Christmas holds a warm place in my heart because of the tradition from my school days. I went to a Christian school (people’s words not mine) and every year students take part in the Christmas play, which is basically staging the nativity scene. It was followed by a long Christmas vacation. One time I essayed the role of a sheep, and boy was I happy to be mask wearing animal on stage. Happiness didn’t cost much then.

One never has to go too far to look for a miracle. A stranger helped me meet Ruskin Bond which was my very own Christmas miracle. I could never have imagined meeting him in my wildest dreams that too in my city. It was a few days before Christmas and just like any other cold winter day. Somehow even crusty old me can’t call what happened a coincidence.

When I found out Mr Bond would be gracing a literary festival in the city I asked my sister to ask her friend who studied in the institution which was organizing it to inquire about the system of entry of non-school students. Her friend told her to tell me to gatecrash the event because it isn’t that big a deal. Let me tell you it was a big deal. Clearly her friend doesn’t read many books. The guard at the door wasn’t budging if you weren’t in a uniform or didn’t have a pass. I asked on the festival’s online page and wrote an email asking if there’s a way for people like us to meet and greet (their phrase) Ruskin Bond but there was no response. So I decided to land up at the venue (which was really far away) thanks to my parents who egged me on to give it a try in spite of my illness, and I did just that.
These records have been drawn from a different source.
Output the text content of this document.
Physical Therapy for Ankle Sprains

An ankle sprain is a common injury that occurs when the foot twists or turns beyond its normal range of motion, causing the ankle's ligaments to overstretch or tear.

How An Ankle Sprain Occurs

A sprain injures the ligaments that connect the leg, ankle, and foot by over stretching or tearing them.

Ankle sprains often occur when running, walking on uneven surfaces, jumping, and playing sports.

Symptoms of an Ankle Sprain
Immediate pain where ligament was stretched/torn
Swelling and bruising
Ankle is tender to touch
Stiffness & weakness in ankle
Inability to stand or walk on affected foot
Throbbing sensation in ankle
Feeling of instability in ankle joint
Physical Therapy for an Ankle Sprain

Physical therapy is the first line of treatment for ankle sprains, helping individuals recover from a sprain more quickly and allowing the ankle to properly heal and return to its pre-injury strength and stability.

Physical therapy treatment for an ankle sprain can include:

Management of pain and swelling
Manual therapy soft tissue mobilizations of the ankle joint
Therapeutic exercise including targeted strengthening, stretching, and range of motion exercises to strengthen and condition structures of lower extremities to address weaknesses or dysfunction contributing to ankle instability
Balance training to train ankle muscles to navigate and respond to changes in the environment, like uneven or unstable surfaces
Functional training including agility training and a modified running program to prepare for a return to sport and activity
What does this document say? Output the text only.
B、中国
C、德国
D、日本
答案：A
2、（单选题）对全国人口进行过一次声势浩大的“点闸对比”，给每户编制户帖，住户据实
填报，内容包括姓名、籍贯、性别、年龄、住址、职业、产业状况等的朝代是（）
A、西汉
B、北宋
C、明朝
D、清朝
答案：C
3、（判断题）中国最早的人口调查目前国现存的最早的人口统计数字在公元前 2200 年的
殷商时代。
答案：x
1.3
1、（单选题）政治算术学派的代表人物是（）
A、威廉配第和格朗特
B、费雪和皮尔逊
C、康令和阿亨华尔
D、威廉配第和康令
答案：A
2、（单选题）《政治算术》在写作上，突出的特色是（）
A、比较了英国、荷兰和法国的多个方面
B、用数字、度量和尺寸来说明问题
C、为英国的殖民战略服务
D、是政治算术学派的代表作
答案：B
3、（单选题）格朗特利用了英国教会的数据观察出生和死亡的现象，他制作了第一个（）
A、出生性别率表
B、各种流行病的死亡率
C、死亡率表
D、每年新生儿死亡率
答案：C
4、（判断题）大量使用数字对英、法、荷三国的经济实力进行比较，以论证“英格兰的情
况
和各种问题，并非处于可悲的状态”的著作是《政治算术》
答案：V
Why would a stranger, who has never seen you before in her life, cared if you meet (or didn’t meet) Mr Ruskin Bond. And what are the odds that the stranger was dressed like you and lived in the same locality as you. And someone who wore the adjective bookish like a badge of honour. It was like at first sight. She was wearing a kurti in the same shade of green I was, it was the same length as mine and we even had the same hair style. Had I been plump like I’m now and not leaner like I was then, we really would have looked like two peas in a pod. (I just wanted to use the phrase.) Not believable? But then truth is stranger than fiction. The similarities end here. Unlike my verbose self she prefers silence.

She helped me realize my lifelong dream of seeing Ruskin Bond in flesh and blood. Had I reached a minute before or a minute later, our paths wouldn’t have crossed. Should I call it destiny, fate, coincidence, serendipity or just my luck? I could have been a serial bomber for all she knew, wanting to go inside the venue to blow it up into smithereens but didn’t have a pass (obviously). Perhaps she could see in me the same thing which had brought her there, a love for the written word and the worlds created by Mr Bond and a fervent desire to hear the man whose words were synonymous with our childhood. Any interaction was the cherry on top of a richly iced cake. At the last minute when he was leaving I was egged on by another young friend to get my book signed. And that’s how I spoke two sentences to him. I wasn’t going because everywhere he was surrounded by hordes of school students or posing for group photographs. Mr Ruskin Bond exudes warmth and generosity. He actually had twinkling eyes that we read about in books. Larger than life yet down to earth. Yes I’m gushing. I was over the moon.

This holiday season spread good cheer, it is infectious. And when you feel too lonely, remember solitude and loneliness are two sides of the same coin.